"War has already begun," Caesar declares in the closing moments of Dawn Of The Planet Of The Apes, and he was right. What we may not have been prepared for, even though War For The Planet Of The Apes has its fair share of conflict, is that director Matt Reeves would be waging "gorilla" warfare on our emotions. So effective is War For The Planet Of The Apes in penetrating any humans empathy-proof vest, that you need to be prepared to experience any feeling to its fullest: Including desperation, fear and heart break. However, once you've swung through the running time, you'll come to realise that this is one of the most rewarding cinematic experiences to grace our screens.

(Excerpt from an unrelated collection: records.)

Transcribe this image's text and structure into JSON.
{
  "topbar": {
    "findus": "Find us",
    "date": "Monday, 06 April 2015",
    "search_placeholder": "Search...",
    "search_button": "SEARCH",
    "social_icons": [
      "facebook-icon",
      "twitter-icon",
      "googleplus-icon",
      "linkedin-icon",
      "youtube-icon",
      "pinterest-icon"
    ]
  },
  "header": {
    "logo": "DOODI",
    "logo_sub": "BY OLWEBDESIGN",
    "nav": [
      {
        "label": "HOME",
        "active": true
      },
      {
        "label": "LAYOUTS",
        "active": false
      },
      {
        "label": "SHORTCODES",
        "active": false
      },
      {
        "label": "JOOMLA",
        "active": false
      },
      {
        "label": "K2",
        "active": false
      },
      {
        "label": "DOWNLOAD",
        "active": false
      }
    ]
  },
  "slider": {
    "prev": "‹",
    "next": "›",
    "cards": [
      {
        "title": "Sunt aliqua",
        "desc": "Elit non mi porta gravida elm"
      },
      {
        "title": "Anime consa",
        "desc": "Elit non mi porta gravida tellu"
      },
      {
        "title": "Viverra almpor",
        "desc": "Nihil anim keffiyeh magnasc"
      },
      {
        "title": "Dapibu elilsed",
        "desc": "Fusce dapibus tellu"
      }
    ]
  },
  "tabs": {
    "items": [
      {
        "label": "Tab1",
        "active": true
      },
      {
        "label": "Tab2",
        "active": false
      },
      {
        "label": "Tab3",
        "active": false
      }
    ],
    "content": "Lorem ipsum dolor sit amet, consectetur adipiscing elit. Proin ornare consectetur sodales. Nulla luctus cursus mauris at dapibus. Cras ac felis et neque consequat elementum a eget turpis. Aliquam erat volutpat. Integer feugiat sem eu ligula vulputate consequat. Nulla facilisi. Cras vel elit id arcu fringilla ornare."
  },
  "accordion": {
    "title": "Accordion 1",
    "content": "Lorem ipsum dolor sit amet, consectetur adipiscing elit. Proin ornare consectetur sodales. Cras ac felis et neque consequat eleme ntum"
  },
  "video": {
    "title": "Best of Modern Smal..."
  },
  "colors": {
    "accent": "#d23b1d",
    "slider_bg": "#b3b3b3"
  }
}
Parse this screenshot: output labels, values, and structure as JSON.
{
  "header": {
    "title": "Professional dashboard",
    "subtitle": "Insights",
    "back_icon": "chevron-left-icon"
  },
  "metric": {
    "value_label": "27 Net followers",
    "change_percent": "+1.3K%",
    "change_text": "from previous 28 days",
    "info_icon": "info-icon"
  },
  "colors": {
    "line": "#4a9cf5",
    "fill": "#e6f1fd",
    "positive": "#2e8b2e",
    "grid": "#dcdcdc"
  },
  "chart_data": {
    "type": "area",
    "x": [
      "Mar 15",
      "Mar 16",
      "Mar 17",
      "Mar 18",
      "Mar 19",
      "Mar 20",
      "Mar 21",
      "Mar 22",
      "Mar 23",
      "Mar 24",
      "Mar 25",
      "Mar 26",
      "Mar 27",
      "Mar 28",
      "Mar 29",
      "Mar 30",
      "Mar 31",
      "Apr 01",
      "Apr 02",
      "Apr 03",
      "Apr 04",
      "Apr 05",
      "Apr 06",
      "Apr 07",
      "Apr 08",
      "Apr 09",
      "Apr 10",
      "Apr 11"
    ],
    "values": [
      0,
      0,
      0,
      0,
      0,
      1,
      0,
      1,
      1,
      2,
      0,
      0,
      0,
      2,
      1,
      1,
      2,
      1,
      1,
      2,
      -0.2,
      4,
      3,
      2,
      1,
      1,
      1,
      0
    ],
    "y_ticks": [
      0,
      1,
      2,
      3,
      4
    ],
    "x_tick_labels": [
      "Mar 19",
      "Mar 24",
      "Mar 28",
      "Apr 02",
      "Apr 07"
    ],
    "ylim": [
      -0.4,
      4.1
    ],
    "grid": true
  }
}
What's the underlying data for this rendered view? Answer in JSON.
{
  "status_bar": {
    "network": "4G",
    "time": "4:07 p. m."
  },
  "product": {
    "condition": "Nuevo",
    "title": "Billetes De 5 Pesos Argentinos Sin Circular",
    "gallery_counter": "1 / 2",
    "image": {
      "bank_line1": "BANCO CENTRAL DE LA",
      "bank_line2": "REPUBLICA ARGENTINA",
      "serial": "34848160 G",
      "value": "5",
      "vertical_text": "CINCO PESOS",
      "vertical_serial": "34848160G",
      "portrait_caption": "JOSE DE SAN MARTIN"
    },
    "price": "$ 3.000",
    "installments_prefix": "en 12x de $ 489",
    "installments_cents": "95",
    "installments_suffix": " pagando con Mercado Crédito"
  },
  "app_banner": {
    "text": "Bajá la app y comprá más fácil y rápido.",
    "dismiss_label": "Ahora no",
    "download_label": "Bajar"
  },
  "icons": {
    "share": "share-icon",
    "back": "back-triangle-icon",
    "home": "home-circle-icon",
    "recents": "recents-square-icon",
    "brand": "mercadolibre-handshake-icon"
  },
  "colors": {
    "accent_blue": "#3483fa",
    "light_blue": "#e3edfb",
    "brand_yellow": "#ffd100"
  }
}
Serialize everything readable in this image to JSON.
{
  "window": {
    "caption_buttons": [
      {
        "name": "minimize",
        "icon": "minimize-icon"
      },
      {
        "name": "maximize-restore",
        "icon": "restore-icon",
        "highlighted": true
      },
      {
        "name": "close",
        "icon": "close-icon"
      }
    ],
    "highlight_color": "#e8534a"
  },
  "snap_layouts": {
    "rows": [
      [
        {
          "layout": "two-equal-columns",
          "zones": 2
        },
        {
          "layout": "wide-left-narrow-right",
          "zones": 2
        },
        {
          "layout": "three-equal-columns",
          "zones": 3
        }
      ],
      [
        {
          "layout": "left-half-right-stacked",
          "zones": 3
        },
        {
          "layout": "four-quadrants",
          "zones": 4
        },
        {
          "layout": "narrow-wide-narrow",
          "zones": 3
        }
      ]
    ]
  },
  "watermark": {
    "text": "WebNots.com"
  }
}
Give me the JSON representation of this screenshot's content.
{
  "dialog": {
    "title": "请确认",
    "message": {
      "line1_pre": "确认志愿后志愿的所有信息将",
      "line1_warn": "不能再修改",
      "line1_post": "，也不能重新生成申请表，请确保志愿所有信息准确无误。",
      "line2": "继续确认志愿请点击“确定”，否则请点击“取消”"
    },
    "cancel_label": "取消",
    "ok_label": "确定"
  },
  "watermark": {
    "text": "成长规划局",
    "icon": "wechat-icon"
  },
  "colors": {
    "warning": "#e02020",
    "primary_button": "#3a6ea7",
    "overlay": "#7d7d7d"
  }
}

One of the things that made Caesar so compelling was his mercy. Caeser's conflict with Koba hinged on the hate the latter couldn't quite relinquish. After an unforgiving attack on our family of apes, Caesar falls prey to his very own Ape-ocalypse Now. He leaves the tribe to track down and kill The Colonel; unable to shake his own heart of darkness. Which seems fitting as Harrelson plays a clearer and more sympathetic Colonel Kurtz. Along the way Planet of the Apes lifers, Rocket and Maurice, tag along and they even pick up some unexpected strays. Yet, it still remains Caesar's story. It could be a killer blow to your trilogy to blacken the soul of your protagonist and send him on a suicide run, but his recruits, new and old, help to keep him on the rails. Blissfully aware that he may be losing his "humanity", he's unable to unshackle himself completely, because his oldest allies won't allow it. Oddly, it's the exchanges with Harrelson's Colonel that truly offer a rumination on just how primal we could easily become.
Yet what really allows War For The Planet Of The Apes to stand upright and be more evolved than its summer counterparts is its commitment to subtlety. Even the 20th Century Fox fanfare gets a fitting, yet understated, tribal drum remix. The effects it has to rely so heavily upon steer away from jaw dropping to plunge us firmly into convincing reality. No matter how hard you try, you'll be hard pressed to find the blend where reality meets CG. Even when the elements beg for the damp fur or droplets to draw attention to themselves in a distracting forced simulation, instead is simply elegant effort.
Very few franchises have managed to pull off the hat trick as far as evolving and improving stories went. In recent years, Jason Bourne went from strength to strength, even if the last outing was more of a Bourne's Greatest Hits. Even The Godfather fell from the top of the classic tree and hit every branch on the way down. However, just like Bourne, the Planet of the Apes saga had a directorial change after the first outing, and while they wouldn't be the same without them, the later instalments reached deeper emotional depths under their new charges. Even when it's based on one of the most easily mocked sci-fi franchises and titles that are as awkward for cinema-going humans to say as their enhanced simian protagonists, somehow Matt Reeves manages to examine a lot more than simply War. The climax of Dawn offered the brutality and futility of war, so it'd be easy to simply extend the theme for 2hrs and 20 mins and give the blockbuster crowd all the gun-toting apes they can handle. Instead, our investment in the saga is rewarded with an effecting exploration of the human condition that we may not be prepared for - particularly when we may recognise it all too well.